When fly fishing for trout, do your best to avoid any artificial smells that are completely foreign to a trout stream. Avoiding these smells is often easier said than done, as they can come from many sources. Fly line cleaners, fly floatants, epoxies and glue can all contribute alien smells to a trout stream. Other things such as aftershave, deodorant and even the smell of your clothing can all tip off a trout that an angler is near.
Obviously, you can’t get rid of all foreign smells you may introduce into a trout stream. However, there are a number of easy things a fisherman can do to reduce the likelihood of a trout getting wise due to smell. When using fly line cleaners and fly floatants, use the newer ones that are designed to “mask” the chemical smell. The cleaners and floatants are usually the same price as other “non-masking” chemicals, but can go a long way towards reducing the likelihood of a trout becoming alert to the fisherman due to smell.

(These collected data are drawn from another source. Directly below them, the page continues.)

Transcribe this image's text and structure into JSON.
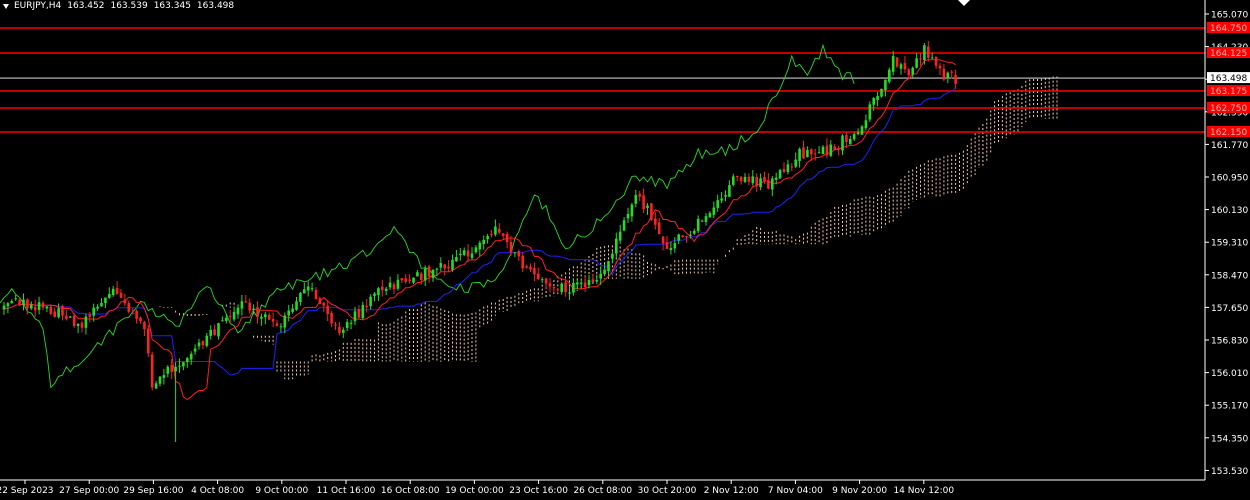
{
  "header": {
    "symbol": "EURJPY,H4",
    "open": "163.452",
    "high": "163.539",
    "low": "163.345",
    "close": "163.498"
  },
  "chart_data": {
    "type": "candlestick",
    "ylim": [
      153.45,
      165.45
    ],
    "y_ticks": [
      "165.070",
      "164.230",
      "163.410",
      "162.590",
      "161.770",
      "160.950",
      "160.130",
      "159.310",
      "158.470",
      "157.650",
      "156.830",
      "156.010",
      "155.170",
      "154.350",
      "153.530"
    ],
    "x_ticks": [
      "22 Sep 2023",
      "27 Sep 00:00",
      "29 Sep 16:00",
      "4 Oct 08:00",
      "9 Oct 00:00",
      "11 Oct 16:00",
      "16 Oct 08:00",
      "19 Oct 00:00",
      "23 Oct 16:00",
      "26 Oct 08:00",
      "30 Oct 20:00",
      "2 Nov 12:00",
      "7 Nov 04:00",
      "9 Nov 20:00",
      "14 Nov 12:00"
    ],
    "current_price": {
      "value": 163.498,
      "label": "163.498"
    },
    "levels": [
      {
        "value": 164.75,
        "label": "164.750"
      },
      {
        "value": 164.125,
        "label": "164.125"
      },
      {
        "value": 163.175,
        "label": "163.175"
      },
      {
        "value": 162.75,
        "label": "162.750"
      },
      {
        "value": 162.15,
        "label": "162.150"
      }
    ],
    "anchors": [
      [
        0,
        157.95
      ],
      [
        10,
        157.8
      ],
      [
        20,
        157.3
      ],
      [
        28,
        158.25
      ],
      [
        36,
        157.3
      ],
      [
        38,
        155.8
      ],
      [
        46,
        156.5
      ],
      [
        54,
        157.2
      ],
      [
        62,
        157.9
      ],
      [
        70,
        157.2
      ],
      [
        78,
        158.4
      ],
      [
        86,
        157.1
      ],
      [
        96,
        158.2
      ],
      [
        106,
        158.55
      ],
      [
        116,
        158.9
      ],
      [
        126,
        159.7
      ],
      [
        134,
        158.7
      ],
      [
        144,
        158.2
      ],
      [
        154,
        158.6
      ],
      [
        162,
        160.7
      ],
      [
        170,
        159.3
      ],
      [
        180,
        160.0
      ],
      [
        188,
        161.1
      ],
      [
        196,
        160.8
      ],
      [
        204,
        161.6
      ],
      [
        212,
        161.7
      ],
      [
        220,
        162.3
      ],
      [
        228,
        164.0
      ],
      [
        232,
        163.6
      ],
      [
        236,
        164.25
      ],
      [
        240,
        163.8
      ],
      [
        241,
        163.6
      ],
      [
        244,
        163.45
      ]
    ],
    "ichimoku": {
      "tenkan_color": "#ff1f1f",
      "kijun_color": "#2020ff",
      "chikou_color": "#22dd22",
      "cloud_color": "#f4c8a8"
    },
    "colors": {
      "bull": "#22dd22",
      "bear": "#ff2020",
      "level": "#ff0000",
      "price_line": "#ffffff",
      "axis_text": "#ffffff"
    }
  }
}
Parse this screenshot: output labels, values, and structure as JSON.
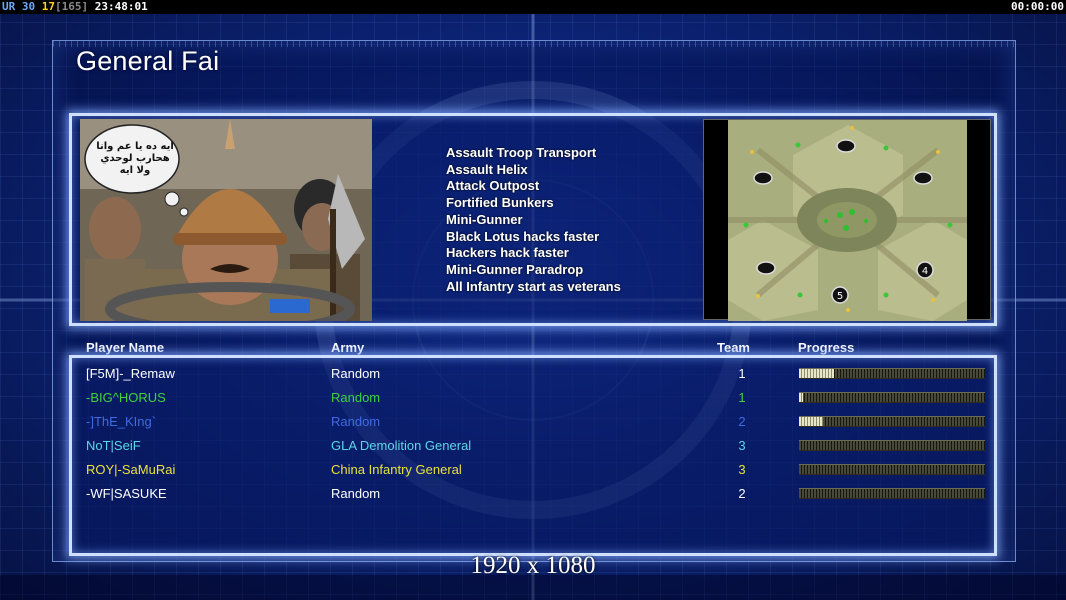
{
  "hud": {
    "ur_label": "UR",
    "ur_value": "30",
    "fps": "17",
    "bracket_value": "[165]",
    "clock": "23:48:01",
    "timer": "00:00:00"
  },
  "general_title": "General Fai",
  "portrait_bubble_text": "ايه ده يا عم وانا هحارب لوحدي ولا ايه",
  "upgrades": [
    "Assault Troop Transport",
    "Assault Helix",
    "Attack Outpost",
    "Fortified Bunkers",
    "Mini-Gunner",
    "Black Lotus hacks faster",
    "Hackers hack faster",
    "Mini-Gunner Paradrop",
    "All Infantry start as veterans"
  ],
  "minimap": {
    "start_markers": [
      "4",
      "5"
    ]
  },
  "columns": {
    "player": "Player Name",
    "army": "Army",
    "team": "Team",
    "progress": "Progress"
  },
  "players": [
    {
      "name": "[F5M]-_Remaw",
      "army": "Random",
      "team": "1",
      "color": "#ffffff",
      "progress": 0.19
    },
    {
      "name": "-BIG^HORUS",
      "army": "Random",
      "team": "1",
      "color": "#3ed23e",
      "progress": 0.02
    },
    {
      "name": "-]ThE_KIng`",
      "army": "Random",
      "team": "2",
      "color": "#3f6be0",
      "progress": 0.13
    },
    {
      "name": "NoT|SeiF",
      "army": "GLA Demolition General",
      "team": "3",
      "color": "#5fd6e6",
      "progress": 0.0
    },
    {
      "name": "ROY|-SaMuRai",
      "army": "China Infantry General",
      "team": "3",
      "color": "#e8e23a",
      "progress": 0.0
    },
    {
      "name": "-WF|SASUKE",
      "army": "Random",
      "team": "2",
      "color": "#ffffff",
      "progress": 0.0
    }
  ],
  "resolution_text": "1920 x 1080"
}
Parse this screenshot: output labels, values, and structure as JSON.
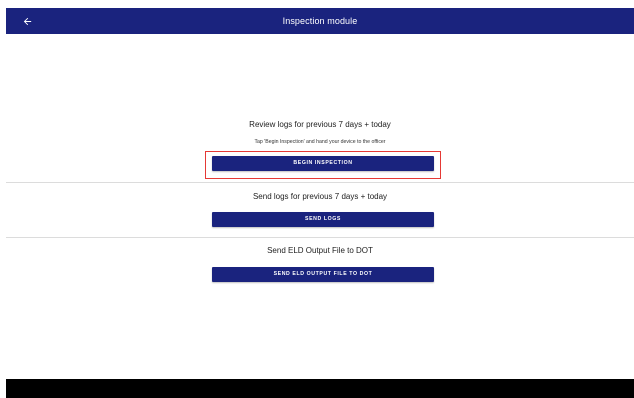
{
  "app_bar": {
    "title": "Inspection module",
    "back_icon": "arrow-left-icon"
  },
  "sections": [
    {
      "title": "Review logs for previous 7 days + today",
      "subtitle": "Tap 'Begin Inspection' and hand your device to the officer",
      "button_label": "BEGIN INSPECTION"
    },
    {
      "title": "Send logs for previous 7 days + today",
      "button_label": "SEND LOGS"
    },
    {
      "title": "Send ELD Output File to DOT",
      "button_label": "SEND ELD OUTPUT FILE TO DOT"
    }
  ],
  "colors": {
    "primary": "#1a237e",
    "highlight": "#e53935",
    "divider": "#dcdcdc",
    "nav_bar": "#000000"
  }
}
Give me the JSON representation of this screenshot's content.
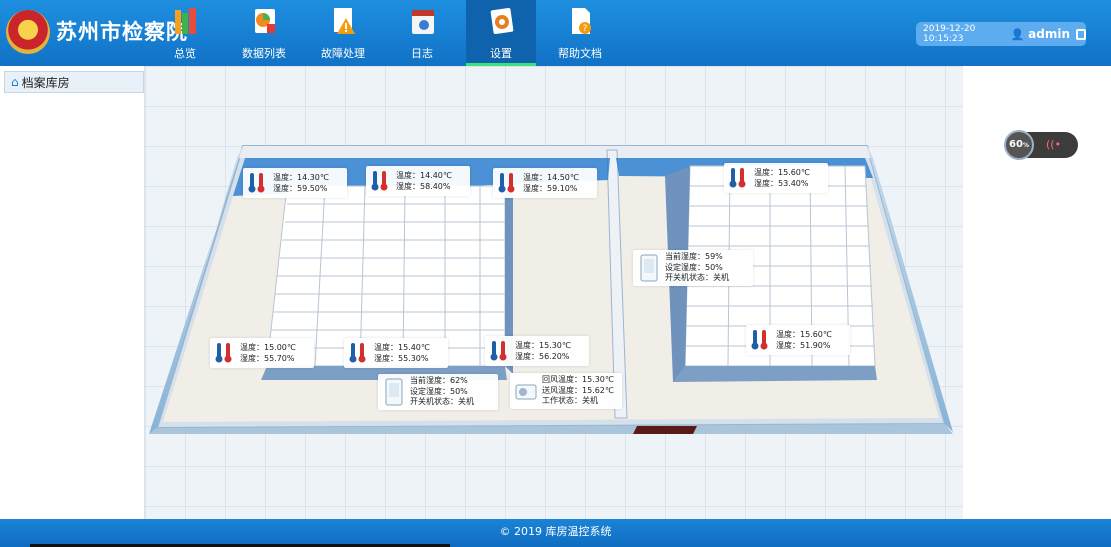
{
  "app": {
    "brand": "苏州市检察院"
  },
  "nav": [
    {
      "label": "总览",
      "icon": "books-icon"
    },
    {
      "label": "数据列表",
      "icon": "data-report-icon"
    },
    {
      "label": "故障处理",
      "icon": "warning-icon"
    },
    {
      "label": "日志",
      "icon": "calendar-icon"
    },
    {
      "label": "设置",
      "icon": "settings-gear-icon",
      "active": true
    },
    {
      "label": "帮助文档",
      "icon": "help-document-icon"
    }
  ],
  "user": {
    "datetime": "2019-12-20 10:15:23",
    "name": "admin"
  },
  "sidebar": {
    "items": [
      {
        "label": "档案库房"
      }
    ]
  },
  "widget": {
    "percent": "60",
    "percent_unit": "%"
  },
  "sensors": [
    {
      "temp": "温度：14.30℃",
      "hum": "湿度：59.50%"
    },
    {
      "temp": "温度：14.40℃",
      "hum": "湿度：58.40%"
    },
    {
      "temp": "温度：14.50℃",
      "hum": "湿度：59.10%"
    },
    {
      "temp": "温度：15.60℃",
      "hum": "湿度：53.40%"
    },
    {
      "temp": "温度：15.00℃",
      "hum": "湿度：55.70%"
    },
    {
      "temp": "温度：15.40℃",
      "hum": "湿度：55.30%"
    },
    {
      "temp": "温度：15.30℃",
      "hum": "湿度：56.20%"
    },
    {
      "temp": "温度：15.60℃",
      "hum": "湿度：51.90%"
    }
  ],
  "devices": [
    {
      "l1": "当前湿度：59%",
      "l2": "设定湿度：50%",
      "l3": "开关机状态：关机"
    },
    {
      "l1": "当前湿度：62%",
      "l2": "设定湿度：50%",
      "l3": "开关机状态：关机"
    },
    {
      "l1": "回风温度：15.30℃",
      "l2": "送风温度：15.62℃",
      "l3": "工作状态：关机"
    }
  ],
  "footer": {
    "text": "© 2019  库房温控系统"
  },
  "colors": {
    "header": "#1172c6",
    "accent": "#3ee07a",
    "footer": "#0f6cc0"
  }
}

Also, before hitting a challenging trout stream, it never hurts to leave the cologne and other fancy deodorants back in the hotel room. On a challenging trout stream, an angler needs every edge they can get and avoiding strange smells to finicky trout is a good way to do this.
Remember, trout have very powerful senses of smell. It is only logical that they will use this sense to identify flies presented their way to determine whether or not is something that is good to eat. A funny smelling fly, due either to chemical floatants or inadvertently smelling like Old Spice, is a good way to send a trout away from your fly and onto more “naturally” smelling food.